Cattle cruelty attracts $47,000 fine

by Beef Central, 13 December 2012

A Western Australian farmer had been fined $47,000 and faces a three-year conditional ban prohibiting him from being in charge of animals.

The sentence came after Melvin John Hettner from Kojonup pleaded guilty in the Narrogin Magistrates Court to three charges of animal cruelty brought by the RSPCA.

The ban is conditional on Mr Hettner obtaining livestock management advice. RSPCA Inspectors will supervise his property for the next three years.

In addition to the fine he has also been ordered to pay RSPCA $8500 in costs.

Mr Hettner pleaded guilty to three charges including a failure to provide proper and sufficient food to approximately 250 cattle under Section 19 (3) (d) of the Animal Welfare Act 2002, which attracted a $16,000 fine.

In addition, he pleaded guilty to a failure to comply with a direction notice issued under Section 47 (1) (j) and 47 (3) which required him to provide proper and sufficient food to the cattle and to get veterinary advice, which attracted a $5000 fine, and finally continuing for a period of 52 days to not comply with that direction under Section 79 of the Animal Welfare Act 2002 $26,000 fine.

RSPCA Inspectors and a Department of Agriculture and Food WA veterinarian attended Mr Hetttner’s properties on a number of occasions between February and May 2011 and observed numerous animal welfare issues relating to lack of feed for the cattle.

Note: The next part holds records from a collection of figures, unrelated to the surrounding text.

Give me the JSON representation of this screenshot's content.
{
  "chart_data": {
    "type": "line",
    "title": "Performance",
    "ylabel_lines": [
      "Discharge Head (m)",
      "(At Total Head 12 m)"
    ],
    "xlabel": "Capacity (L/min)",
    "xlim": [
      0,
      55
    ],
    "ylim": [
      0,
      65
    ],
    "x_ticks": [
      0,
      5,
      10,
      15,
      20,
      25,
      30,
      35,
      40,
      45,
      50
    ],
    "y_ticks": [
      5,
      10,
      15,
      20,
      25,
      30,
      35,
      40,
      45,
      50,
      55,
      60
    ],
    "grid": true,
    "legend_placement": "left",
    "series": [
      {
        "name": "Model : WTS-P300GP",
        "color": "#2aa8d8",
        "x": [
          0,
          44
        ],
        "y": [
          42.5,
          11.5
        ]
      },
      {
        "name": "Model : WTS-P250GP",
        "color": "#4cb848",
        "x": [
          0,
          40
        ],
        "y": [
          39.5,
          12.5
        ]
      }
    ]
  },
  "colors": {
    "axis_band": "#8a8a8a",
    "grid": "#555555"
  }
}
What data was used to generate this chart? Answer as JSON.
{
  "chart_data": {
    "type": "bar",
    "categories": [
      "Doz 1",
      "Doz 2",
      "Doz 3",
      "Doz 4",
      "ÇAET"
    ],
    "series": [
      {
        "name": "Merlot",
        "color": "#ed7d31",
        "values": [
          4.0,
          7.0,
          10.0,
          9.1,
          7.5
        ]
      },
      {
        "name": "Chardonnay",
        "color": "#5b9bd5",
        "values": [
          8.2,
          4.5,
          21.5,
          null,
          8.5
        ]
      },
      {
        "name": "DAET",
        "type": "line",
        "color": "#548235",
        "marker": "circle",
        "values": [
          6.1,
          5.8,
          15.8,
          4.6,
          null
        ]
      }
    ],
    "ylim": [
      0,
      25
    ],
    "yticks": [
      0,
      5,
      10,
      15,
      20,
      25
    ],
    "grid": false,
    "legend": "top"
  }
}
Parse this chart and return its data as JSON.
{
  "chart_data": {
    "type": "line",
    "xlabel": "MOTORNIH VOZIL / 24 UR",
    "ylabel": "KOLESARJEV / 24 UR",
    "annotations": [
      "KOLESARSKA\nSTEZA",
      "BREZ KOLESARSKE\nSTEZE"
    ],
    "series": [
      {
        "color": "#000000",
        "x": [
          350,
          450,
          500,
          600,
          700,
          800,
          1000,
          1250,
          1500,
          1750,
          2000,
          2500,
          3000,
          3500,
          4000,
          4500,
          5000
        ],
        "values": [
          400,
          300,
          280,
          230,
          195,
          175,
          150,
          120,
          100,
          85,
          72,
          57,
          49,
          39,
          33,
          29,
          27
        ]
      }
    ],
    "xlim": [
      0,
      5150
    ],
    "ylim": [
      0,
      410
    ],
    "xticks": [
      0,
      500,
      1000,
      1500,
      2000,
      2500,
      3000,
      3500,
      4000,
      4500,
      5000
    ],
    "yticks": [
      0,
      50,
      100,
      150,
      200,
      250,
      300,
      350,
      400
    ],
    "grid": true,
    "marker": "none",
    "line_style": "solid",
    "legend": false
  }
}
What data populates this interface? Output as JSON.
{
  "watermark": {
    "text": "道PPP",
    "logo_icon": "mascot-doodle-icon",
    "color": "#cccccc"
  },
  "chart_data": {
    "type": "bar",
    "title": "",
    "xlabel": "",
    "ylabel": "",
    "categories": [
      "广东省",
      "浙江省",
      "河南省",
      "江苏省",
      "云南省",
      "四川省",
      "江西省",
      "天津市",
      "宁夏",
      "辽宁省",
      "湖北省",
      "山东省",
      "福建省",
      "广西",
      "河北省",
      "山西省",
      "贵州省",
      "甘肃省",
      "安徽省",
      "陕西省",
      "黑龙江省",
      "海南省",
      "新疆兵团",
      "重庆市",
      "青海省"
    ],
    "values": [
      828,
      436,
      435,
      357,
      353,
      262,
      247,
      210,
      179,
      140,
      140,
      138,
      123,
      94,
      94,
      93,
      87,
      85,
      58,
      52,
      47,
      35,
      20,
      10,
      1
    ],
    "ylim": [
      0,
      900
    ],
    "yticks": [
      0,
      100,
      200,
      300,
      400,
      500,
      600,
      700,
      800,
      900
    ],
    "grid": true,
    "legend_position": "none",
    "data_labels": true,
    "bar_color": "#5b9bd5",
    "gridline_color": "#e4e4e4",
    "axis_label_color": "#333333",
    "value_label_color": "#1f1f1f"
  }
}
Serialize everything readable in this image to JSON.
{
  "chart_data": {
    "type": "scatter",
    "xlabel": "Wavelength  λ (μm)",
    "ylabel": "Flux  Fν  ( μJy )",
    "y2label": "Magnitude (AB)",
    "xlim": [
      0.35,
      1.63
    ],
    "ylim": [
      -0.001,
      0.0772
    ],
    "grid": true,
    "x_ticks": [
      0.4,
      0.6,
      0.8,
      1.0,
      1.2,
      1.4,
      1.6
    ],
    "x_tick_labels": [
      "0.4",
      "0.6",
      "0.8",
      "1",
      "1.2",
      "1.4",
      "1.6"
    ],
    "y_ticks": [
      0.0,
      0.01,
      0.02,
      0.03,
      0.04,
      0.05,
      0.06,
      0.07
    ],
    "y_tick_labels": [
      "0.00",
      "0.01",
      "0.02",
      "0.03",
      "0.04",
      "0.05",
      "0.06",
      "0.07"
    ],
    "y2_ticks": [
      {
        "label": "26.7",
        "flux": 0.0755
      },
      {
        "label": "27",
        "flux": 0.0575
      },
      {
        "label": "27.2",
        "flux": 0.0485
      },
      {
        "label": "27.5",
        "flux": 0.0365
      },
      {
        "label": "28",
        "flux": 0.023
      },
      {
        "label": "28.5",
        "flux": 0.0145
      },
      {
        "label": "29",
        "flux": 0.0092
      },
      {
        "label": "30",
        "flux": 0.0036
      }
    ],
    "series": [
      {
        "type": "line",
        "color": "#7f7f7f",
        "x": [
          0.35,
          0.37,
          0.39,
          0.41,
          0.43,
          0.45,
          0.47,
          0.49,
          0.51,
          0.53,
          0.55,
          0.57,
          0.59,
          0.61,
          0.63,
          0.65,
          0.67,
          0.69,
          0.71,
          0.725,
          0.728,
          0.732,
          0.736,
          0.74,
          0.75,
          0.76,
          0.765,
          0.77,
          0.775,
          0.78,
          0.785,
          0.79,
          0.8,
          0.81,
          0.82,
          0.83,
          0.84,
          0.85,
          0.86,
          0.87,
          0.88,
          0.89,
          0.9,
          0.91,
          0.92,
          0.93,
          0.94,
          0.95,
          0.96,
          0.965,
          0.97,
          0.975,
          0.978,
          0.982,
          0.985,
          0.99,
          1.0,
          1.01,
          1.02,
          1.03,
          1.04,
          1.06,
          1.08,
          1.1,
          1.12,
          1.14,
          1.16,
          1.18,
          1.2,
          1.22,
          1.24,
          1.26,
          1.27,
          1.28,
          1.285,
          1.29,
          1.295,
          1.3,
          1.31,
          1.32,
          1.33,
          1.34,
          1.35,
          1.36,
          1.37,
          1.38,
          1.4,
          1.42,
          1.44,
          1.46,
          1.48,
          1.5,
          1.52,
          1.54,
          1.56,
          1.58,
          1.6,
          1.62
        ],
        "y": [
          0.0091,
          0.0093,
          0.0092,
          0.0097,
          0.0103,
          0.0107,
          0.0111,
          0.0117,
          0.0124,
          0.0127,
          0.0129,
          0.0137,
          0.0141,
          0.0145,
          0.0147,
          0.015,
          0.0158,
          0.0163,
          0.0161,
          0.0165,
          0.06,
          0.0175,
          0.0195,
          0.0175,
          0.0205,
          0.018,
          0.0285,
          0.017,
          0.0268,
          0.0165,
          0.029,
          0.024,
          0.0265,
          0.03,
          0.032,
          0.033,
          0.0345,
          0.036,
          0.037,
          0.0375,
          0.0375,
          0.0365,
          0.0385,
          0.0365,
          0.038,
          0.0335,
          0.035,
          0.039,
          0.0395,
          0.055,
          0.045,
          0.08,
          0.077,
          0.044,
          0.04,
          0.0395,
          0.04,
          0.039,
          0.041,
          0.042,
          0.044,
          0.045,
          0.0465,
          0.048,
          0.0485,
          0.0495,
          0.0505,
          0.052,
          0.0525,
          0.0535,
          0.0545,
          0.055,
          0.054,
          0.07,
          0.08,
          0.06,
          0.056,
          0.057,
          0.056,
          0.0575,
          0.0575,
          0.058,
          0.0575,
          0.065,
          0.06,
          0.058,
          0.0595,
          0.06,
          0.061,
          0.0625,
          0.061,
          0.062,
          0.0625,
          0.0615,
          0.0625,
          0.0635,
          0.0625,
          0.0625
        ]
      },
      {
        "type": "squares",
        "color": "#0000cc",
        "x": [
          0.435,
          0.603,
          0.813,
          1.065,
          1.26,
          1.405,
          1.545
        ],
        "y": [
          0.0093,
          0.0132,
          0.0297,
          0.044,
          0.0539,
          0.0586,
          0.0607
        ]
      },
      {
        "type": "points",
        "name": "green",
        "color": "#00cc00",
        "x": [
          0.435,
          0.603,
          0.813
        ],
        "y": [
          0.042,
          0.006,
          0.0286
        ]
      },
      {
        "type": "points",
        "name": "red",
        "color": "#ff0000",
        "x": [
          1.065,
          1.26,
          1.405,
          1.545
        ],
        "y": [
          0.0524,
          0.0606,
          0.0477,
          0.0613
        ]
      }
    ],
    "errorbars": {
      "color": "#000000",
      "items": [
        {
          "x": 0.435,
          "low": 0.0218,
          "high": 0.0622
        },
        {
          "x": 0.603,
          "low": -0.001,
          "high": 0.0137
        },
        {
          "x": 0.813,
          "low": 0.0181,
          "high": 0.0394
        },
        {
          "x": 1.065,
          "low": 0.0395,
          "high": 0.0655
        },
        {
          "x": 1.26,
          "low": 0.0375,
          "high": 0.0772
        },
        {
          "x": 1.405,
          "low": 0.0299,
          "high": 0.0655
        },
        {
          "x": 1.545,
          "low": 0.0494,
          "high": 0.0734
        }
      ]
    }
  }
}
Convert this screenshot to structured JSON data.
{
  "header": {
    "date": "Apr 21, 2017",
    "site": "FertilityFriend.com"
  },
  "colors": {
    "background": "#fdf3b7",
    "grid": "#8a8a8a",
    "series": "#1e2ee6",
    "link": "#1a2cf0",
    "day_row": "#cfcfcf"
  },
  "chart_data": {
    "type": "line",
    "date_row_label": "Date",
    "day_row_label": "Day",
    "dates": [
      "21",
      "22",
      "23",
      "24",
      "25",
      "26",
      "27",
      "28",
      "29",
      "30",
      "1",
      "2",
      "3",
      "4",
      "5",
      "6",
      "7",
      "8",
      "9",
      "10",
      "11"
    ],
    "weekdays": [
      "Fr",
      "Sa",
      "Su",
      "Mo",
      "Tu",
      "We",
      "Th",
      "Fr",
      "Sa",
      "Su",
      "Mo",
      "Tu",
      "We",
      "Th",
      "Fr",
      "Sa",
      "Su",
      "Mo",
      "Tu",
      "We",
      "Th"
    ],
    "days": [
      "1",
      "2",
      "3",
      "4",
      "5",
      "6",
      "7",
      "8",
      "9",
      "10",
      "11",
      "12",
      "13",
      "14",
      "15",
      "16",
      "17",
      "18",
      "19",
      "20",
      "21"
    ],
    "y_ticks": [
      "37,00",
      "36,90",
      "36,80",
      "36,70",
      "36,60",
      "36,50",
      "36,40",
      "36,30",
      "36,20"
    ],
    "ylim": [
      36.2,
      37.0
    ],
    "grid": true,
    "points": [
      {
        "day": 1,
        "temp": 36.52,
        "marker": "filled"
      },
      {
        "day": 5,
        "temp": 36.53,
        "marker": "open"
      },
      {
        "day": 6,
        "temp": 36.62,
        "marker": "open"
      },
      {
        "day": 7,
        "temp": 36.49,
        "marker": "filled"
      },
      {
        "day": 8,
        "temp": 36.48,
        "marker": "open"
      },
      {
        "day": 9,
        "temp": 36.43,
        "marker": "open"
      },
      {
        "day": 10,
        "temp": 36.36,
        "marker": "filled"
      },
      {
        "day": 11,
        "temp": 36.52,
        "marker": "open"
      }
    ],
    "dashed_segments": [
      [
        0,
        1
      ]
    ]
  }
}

They also reported that many of the animals were in poor to very poor condition.

On 5 December 2011, Melvin Hettner’s brother, Brenton Hettner, was found guilty of animal cruelty and banned from owning livestock for three years. He was also fined $15,000 and ordered to pay costs of almost $24,000 to the RSPCA.

In her sentencing remarks, Magistrate Watt said that “For a considerable period your animals were suffering. Your awareness should have been heightened by RSPCA’s prior involvement. You were also aware of the prosecution of your brother.  You showed little concern and no understanding that there was an issue.”

A statement from the RSPCA said the prosecution counsel informed the Court that when Mr Hettner finally got a veterinarian out to his property, he failed to provide to her a copy of a pathology report showing that his cattle were near death.

Moreover, he told the vet that the blood results showed that there were no mineral deficiencies – in direct contrast to the actual findings of the report.